Back in February 2004, C. John Wilder left Entergy Corp., where he served as executive vice president and CFO. Wilder’s destination: TXU Corp, where Wilder would take over as president and CEO.
It turns out Wilder’s switch was a very prudent move. In his first year at TXU (ten months, actually), Wilder earned more than $55 million. That’s right. $55 million.
The TXU president also made $3.65 million after exercising Entergy stock options in 2004. This came on top of the more than $106,000 in salary for his roughly eight weeks that he served at his former employer in calendar 2004.
All told, Wilder’s total 2004 compensation from TXU and Entergy worked out to nearly 20 times what he earned in 2003—his final full year with Entergy—when he took home a total of $3 million, including more than $1 million in gains from exercising stock options.

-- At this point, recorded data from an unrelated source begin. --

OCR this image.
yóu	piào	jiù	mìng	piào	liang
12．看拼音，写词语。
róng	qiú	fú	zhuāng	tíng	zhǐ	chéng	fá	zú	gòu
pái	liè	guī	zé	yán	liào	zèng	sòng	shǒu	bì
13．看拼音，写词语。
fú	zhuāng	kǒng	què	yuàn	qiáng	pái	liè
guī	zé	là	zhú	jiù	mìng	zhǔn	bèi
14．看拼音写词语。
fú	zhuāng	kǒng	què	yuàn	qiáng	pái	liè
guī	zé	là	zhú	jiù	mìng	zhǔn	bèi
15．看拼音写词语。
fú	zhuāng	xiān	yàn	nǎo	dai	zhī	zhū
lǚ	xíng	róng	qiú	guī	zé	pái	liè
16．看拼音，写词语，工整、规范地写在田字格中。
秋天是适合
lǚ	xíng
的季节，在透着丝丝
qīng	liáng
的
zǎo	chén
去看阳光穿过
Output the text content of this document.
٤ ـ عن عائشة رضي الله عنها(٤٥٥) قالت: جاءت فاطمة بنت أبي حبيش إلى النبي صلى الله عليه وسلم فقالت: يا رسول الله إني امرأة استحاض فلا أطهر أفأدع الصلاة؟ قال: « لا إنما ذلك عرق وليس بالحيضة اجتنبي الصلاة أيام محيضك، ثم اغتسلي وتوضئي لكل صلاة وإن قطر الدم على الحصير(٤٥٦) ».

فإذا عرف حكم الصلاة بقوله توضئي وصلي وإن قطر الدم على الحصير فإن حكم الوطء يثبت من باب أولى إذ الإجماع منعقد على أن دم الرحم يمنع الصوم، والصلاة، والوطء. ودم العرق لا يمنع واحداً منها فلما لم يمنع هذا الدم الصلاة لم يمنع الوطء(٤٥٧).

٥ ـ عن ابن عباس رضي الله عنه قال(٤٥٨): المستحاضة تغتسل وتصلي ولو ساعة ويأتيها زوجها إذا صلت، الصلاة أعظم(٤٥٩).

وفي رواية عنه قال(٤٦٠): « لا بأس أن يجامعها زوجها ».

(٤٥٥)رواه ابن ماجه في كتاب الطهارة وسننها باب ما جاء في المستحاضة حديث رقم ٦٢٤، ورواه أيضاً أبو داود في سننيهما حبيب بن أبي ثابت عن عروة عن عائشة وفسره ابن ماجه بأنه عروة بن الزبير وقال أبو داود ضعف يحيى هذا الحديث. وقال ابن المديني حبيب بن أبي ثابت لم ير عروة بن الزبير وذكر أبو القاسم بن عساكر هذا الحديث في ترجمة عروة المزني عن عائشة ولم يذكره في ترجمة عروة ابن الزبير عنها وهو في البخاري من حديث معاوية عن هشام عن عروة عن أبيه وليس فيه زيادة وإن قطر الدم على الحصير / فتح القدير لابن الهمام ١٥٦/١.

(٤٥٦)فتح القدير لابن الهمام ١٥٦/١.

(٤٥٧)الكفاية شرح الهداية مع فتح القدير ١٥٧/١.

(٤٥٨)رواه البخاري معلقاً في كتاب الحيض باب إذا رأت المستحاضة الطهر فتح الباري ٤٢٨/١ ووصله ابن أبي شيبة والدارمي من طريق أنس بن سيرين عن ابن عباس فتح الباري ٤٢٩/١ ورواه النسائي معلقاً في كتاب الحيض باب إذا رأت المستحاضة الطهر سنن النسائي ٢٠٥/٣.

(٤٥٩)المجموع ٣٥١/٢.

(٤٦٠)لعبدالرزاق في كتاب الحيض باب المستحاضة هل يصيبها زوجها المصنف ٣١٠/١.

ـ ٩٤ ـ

To be sure, Wilder’s performance at TXU appears to have been stellar. He was brought in by the company’s board to revive the utility and its stock price, both of which had taken a beating after the company’s European operations collapsed in 2002.
Since Wilder took over, the price of TXU shares has more than tripled, to an all-time high of $80 or so.
Still, Wilder wasn’t directly rewarded for this accomplishment. Rather, his haul in 2004 was mostly the result of his negotiating skills. Indeed, his big payday actually stems from the deal he struck before he joined the company.
That deal includes $36.9 million from the vesting of 1 million long-term incentive plan performance units as part of his employment contract. The units vested when the market price of the company’s stock equaled or exceeded $29, $31, and $33, respectively, for 30 consecutive trading days. The stock traded around $28 a share when Wilder joined the company.
He also earned a $15.9 million bonus, which includes a $1 million signing bonus and a grant of 500,000 shares to a rabbi trust. Those shares will be distributed to Wilder in equal portions on the third and sixth anniversaries of his agreement, according to the company’s proxy.
Earlier this year, the utility holding company agreed to sweeping corporate governance changes as part of a class-action lawsuit settlement with its shareholders. The changes included the replacement of two board members and the creation of a lead independent director.